After ranting and whining about my blogs, writing and my passions in general a breakthrough occurred within hours. I suspect it would have happened more quickly if I were not also battling a tenacious cold. I actually laid down on the floor of my office yesterday, so ill I couldn’t raise my head. [That is another blog post]. Out of the whirling Tazmanian Devil funnel cloud on Monday, I caught my voice again. I drove into work – and if you have ever had the pleasure of driving east on SR 232 you will understand that particularly beautiful view when the sun is rising and the fog is settled over the rolling hillside farm – and I made the list for which I have great passion. I am passionate about BEAUTY, my children, my house, why I was so driven to build my house, gardening and food and cooking. I am passionate about passion and the sheer divine nature of feeling things deeply and being present in that feeling. Sometimes that feeling is BAD….really bad. It is sorrow and grief. It is loneliness and rejection. It is also accomplishment and pride. Whatever it is, good or bad, I am passionate about FEELING it and then usually THINKING about it. The great blessing, the greatest blessing is to have SOMEONE to TALK about it, to share my passion who will at least find interest is that which gets me jazzed.
And that was my lamentation Monday. The ever widening effect of this post modern world. The rush to singularity means people avoid their feelings, treat their feelings as something abnormal, even pathological. The social norm is to neutralize and homogenize, blend everything down into a median experience. Everyone gets a trophy, everyone gets a portion. That is what makes it FAIR. Except……I may be absolutely astounded and amazed at my portion, feeling like my portion is excessive or diminished. Making life’s experiences equitable does NOT make how life effects us EQUAL. It can’t homogenize my feelings, running them through some giant social equalizer.

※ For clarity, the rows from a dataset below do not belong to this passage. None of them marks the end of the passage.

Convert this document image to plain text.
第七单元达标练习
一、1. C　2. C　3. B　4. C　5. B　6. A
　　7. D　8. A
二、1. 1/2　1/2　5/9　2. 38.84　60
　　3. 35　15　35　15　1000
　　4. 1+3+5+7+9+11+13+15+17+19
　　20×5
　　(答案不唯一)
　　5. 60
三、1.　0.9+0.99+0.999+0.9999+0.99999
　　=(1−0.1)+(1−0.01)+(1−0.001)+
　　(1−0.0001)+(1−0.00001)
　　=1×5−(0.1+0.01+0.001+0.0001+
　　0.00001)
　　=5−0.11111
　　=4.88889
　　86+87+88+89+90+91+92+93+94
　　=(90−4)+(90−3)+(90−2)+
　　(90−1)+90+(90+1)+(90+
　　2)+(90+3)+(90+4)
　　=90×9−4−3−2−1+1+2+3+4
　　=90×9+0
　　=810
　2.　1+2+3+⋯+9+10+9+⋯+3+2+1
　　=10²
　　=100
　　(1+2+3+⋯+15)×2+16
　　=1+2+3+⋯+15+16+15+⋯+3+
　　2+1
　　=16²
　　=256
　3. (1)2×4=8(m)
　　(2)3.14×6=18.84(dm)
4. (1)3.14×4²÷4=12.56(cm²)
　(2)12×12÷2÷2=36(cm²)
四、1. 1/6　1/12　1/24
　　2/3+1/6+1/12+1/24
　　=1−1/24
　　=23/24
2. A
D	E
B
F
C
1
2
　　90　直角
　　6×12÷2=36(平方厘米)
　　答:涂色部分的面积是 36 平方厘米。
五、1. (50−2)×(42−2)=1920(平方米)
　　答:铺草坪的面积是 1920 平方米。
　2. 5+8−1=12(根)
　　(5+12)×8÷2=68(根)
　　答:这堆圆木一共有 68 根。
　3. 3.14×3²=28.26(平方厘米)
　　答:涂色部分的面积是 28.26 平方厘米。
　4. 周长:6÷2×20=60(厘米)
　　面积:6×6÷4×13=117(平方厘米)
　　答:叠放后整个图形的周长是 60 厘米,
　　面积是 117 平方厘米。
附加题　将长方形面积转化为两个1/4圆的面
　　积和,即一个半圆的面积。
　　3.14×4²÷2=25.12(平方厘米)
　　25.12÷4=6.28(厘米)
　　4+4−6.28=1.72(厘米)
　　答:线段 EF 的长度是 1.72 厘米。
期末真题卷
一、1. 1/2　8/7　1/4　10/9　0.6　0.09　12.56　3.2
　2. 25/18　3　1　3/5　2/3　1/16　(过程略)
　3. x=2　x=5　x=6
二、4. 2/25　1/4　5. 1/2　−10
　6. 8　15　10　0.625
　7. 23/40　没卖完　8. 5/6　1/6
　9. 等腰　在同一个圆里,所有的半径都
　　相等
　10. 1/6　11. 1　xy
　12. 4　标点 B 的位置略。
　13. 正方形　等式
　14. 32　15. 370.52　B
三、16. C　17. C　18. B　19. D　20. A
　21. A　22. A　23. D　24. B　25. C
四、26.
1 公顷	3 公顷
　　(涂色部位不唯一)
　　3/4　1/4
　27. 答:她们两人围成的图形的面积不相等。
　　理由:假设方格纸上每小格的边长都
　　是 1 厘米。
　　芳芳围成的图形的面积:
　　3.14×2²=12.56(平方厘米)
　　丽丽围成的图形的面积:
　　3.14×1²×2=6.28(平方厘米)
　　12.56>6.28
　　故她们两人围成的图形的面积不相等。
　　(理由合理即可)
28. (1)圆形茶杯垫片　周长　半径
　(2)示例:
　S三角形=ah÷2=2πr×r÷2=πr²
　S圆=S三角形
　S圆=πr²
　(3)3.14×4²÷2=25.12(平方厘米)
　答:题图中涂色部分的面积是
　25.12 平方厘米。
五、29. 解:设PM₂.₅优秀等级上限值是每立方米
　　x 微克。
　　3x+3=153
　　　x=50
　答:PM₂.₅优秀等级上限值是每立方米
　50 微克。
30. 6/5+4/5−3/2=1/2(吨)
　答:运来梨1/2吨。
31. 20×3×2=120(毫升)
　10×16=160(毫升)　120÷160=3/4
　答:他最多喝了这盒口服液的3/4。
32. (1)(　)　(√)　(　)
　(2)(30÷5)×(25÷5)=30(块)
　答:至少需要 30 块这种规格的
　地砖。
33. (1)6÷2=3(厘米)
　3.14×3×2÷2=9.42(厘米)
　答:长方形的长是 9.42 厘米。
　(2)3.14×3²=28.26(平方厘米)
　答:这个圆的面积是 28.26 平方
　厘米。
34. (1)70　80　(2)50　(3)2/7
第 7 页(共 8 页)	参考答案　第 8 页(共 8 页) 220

I am an outlier. I FEEL things in a way that is obviously different than the majority of people. This was once called EMPATHY, now its called ‘being sensitive’. So, people feign stoicism so as to hide their feelings. They repress their anger. They cover joy with a bushel basket and they walk the center line accurately. Feelings are messy and complex and unpredictable. But when I think about some of the very best, most profound experiences of my life, they are the ones that HURT the most: falling out of a tree two stories high and knocking myself unconscious, playing co-ed full tackle, un-padded football in the winter mud at American University in college, giving birth to my first son (painful, terrifying and bloody). These experiences aren’t always physically painful, either. Sometimes they aren’t painful at all, but the joy of something truly wonderful can elicit an emotional response so intense it feels like pain. It is why an archival reprint of Gustave Courbet’s Mediterranean hangs beside my bed.
Let’s just all agree, that I have -or nearly have – gotten my MOJO back. Now I just need to get rid of this cold and its accompanying snot and cough. And, considering I left work ill yesterday and came home and slept for over 3 hours, I have unfinished work to to today, so I am not proofreading this post so excuse the typos and syntax errors.
P.S. I re-read it for typos and errors.